Dabei hätte sie sich beinahe um den Erfolg gebracht, weil sie zu sehr um Abgrenzung von ihrem alten Erfolg bemüht war. So lehnte sie es zunächst ab, ihren Comeback-Hit „What’s Love Got To Do With it“ zu singen, weil sie fand, dass er ihr nicht entsprach. Wie konnte etwas nicht mit Liebe zu tun haben?, fragte sie. Und sie fühlte sich derselben Nötigung ausgesetzt, der sie mit der Trennung von Ike hatte entfliehen wollen.

Erst die Überzeugungsarbeit ihres Mitproduzenten Terry Bitten öffnete ihr die Augen. „Wenn ich verstanden hätte, wie frech der Song ist, hätte ich ihn sofort akzeptiert“, sagte sie.

Inbegriff der Power-Frau

Ihre exzentrische Aufmachung, die Löwenmähne und Tigerkostüme, ließen sie eine Stil-Ikone werden. Für den Trash-Film „Mad Max – Beyond Thunderdome“ schrieb sie nicht nur den Soundtrack, sondern trat auch als feurige Antipodin des Helden auf.

Es war unvermeidlich, dass ihre Lebensgeschichte bei all den dramatischen Wendungen nicht auch zum Stoff popkultureller Verarbeitung wurde.

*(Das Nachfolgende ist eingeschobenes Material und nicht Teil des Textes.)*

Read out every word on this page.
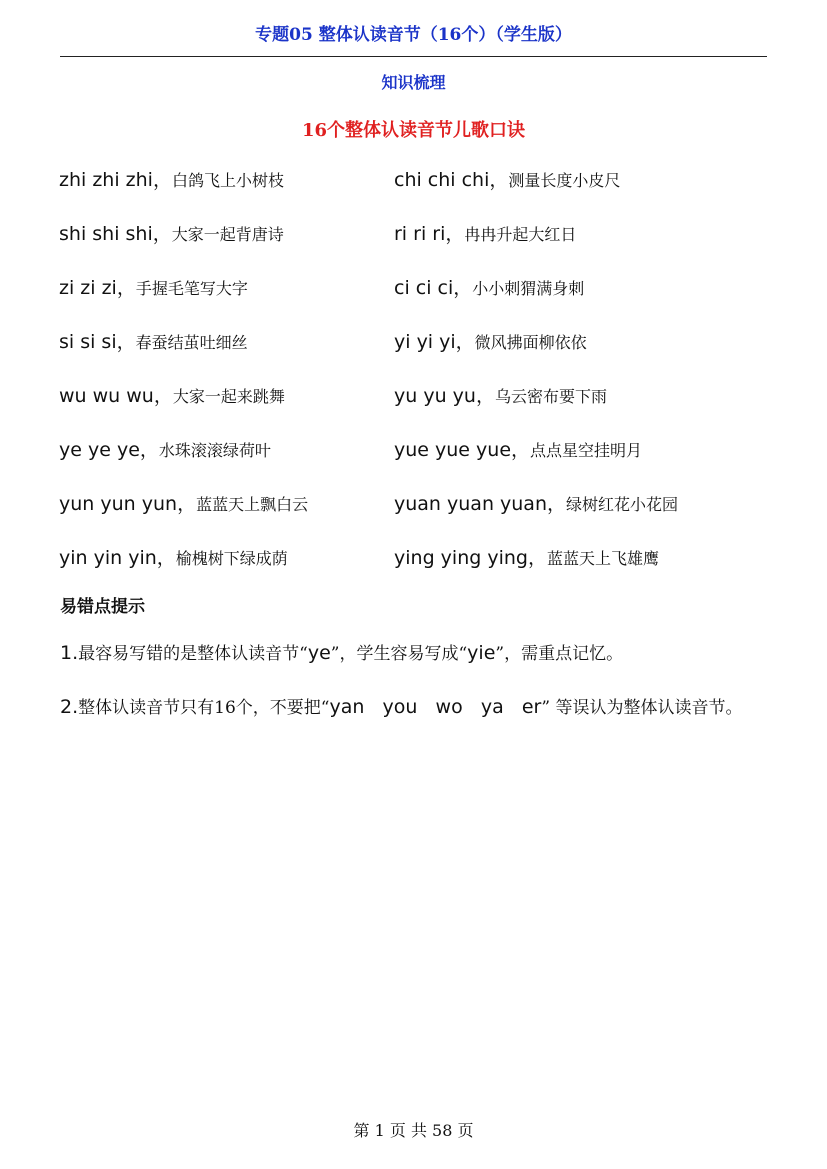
专题05 整体认读音节（16个）（学生版）
知识梳理
16个整体认读音节儿歌口诀
zhi zhi zhi，白鸽飞上小树枝	chi chi chi，测量长度小皮尺
shi shi shi，大家一起背唐诗	ri ri ri，冉冉升起大红日
zi zi zi，手握毛笔写大字	ci ci ci，小小刺猬满身刺
si si si，春蚕结茧吐细丝	yi yi yi，微风拂面柳依依
wu wu wu，大家一起来跳舞	yu yu yu，乌云密布要下雨
ye ye ye，水珠滚滚绿荷叶	yue yue yue，点点星空挂明月
yun yun yun，蓝蓝天上飘白云	yuan yuan yuan，绿树红花小花园
yin yin yin，榆槐树下绿成荫	ying ying ying，蓝蓝天上飞雄鹰
易错点提示
1.最容易写错的是整体认读音节“ye”，学生容易写成“yie”，需重点记忆。
2.整体认读音节只有16个，不要把“yan   you   wo   ya   er” 等误认为整体认读音节。
第 1 页 共 58 页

Mit Genugtuung nahm sie die Huldigungen für das Musical entgegen, das von ihr erzählt. Doch viel zu tun hatte sie damit nicht mehr.

Tina Turner hatte gesagt, was sie zu sagen hatte. Kaum jemand verstand es wie sie, die Verwicklungen von Begehren und Liebe zu schildern. Dabei spielten auch ihre eigenen dunklen Erfahrungen eine Rolle. Wie etwa in „Two People“, wo sie gesteht, nicht loslassen zu können, weil zwei Menschen einander eben Schutz bieten müssten. Egal, was sei. Oder in „Typical Male“, wo sie zugibt, ihre weibliche Ausstrahlung einzusetzen, um gewöhnliche Männer rumzukriegen –und sich immer mehr in Schwierigkeiten bringt.

Diese Art Pop, die mit ihrem und dem Namen von Phil Collins verbunden ist, ging vor langer Zeit unter. Und dennoch wird die Nutbush City Queen, als die Tina Turner durch die Diskotheken fegte, der Inbegriff der Power-Frau bleiben.